The LIBRA 200 STEM with a corrector for the condenser system is used for imaging in the scanning mode with a resolution far below one Angstrom and extreme high resolution chemical analysis of samples, especially by means of electron energy loss spectroscopy (EELS). The corrected condenser allows minimizing the probe size below one Angstrom, and at the same time increases intensity. Additionally the unique monochromator reduces the energy spread down to 0.15 eV. Basic research in materials science (e.g. chemical analysis of nano-particles) especially will benefit from the resulting energy resolution that otherwise can only be reached at synchrotron rings.

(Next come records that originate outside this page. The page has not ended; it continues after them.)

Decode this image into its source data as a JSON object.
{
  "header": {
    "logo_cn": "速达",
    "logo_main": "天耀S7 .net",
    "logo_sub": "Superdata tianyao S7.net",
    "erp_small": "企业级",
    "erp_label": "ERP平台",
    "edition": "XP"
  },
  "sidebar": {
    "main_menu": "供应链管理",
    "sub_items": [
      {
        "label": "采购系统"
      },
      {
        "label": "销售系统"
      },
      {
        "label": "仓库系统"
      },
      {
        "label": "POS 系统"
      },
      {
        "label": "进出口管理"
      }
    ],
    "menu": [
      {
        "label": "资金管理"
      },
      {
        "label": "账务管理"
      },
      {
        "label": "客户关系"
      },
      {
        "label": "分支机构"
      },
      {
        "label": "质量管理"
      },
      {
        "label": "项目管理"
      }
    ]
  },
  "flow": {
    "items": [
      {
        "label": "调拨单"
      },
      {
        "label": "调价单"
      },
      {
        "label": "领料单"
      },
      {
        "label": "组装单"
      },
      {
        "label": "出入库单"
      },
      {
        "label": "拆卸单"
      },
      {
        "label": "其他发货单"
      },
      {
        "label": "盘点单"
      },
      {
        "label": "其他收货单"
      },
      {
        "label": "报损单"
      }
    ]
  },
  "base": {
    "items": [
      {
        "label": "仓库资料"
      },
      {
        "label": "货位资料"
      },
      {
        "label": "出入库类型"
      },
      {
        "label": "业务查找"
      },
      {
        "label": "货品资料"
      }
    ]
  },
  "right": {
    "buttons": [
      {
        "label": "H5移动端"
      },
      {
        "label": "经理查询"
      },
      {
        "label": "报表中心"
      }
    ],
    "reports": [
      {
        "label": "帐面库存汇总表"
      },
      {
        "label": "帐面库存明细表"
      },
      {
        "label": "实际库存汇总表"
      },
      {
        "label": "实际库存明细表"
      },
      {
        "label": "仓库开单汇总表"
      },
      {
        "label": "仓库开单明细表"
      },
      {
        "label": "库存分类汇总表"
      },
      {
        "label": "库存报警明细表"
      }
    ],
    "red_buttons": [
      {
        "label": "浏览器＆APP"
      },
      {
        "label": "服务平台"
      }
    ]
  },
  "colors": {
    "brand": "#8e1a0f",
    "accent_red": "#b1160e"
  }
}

“We have already started installation of several systems at customer sites in leading research facilities worldwide. Here resolution of 0.66 Angstrom could be demonstrated. Customer feedback is extremely positive,” explains Thomas Albrecht, Head of Product Management at Carl Zeiss SMT´s Nano Technology Systems division. “We do have a lot of experience with corrected transmission electron microscopes from customer specific installations like the CRISP system at the Caesar—Center for Advanced European Studies and Research in Bonn. Now we are using this experience to broadly offer this superb technology to the market. This strategy is in-line with our mission “Maximum Information—Maximum Insight.”
Correctors are developed and produced by the Heidelberg-based company CEOS GmbH, a specialist for electron optical correctors and a long-term partner for Carl Zeiss.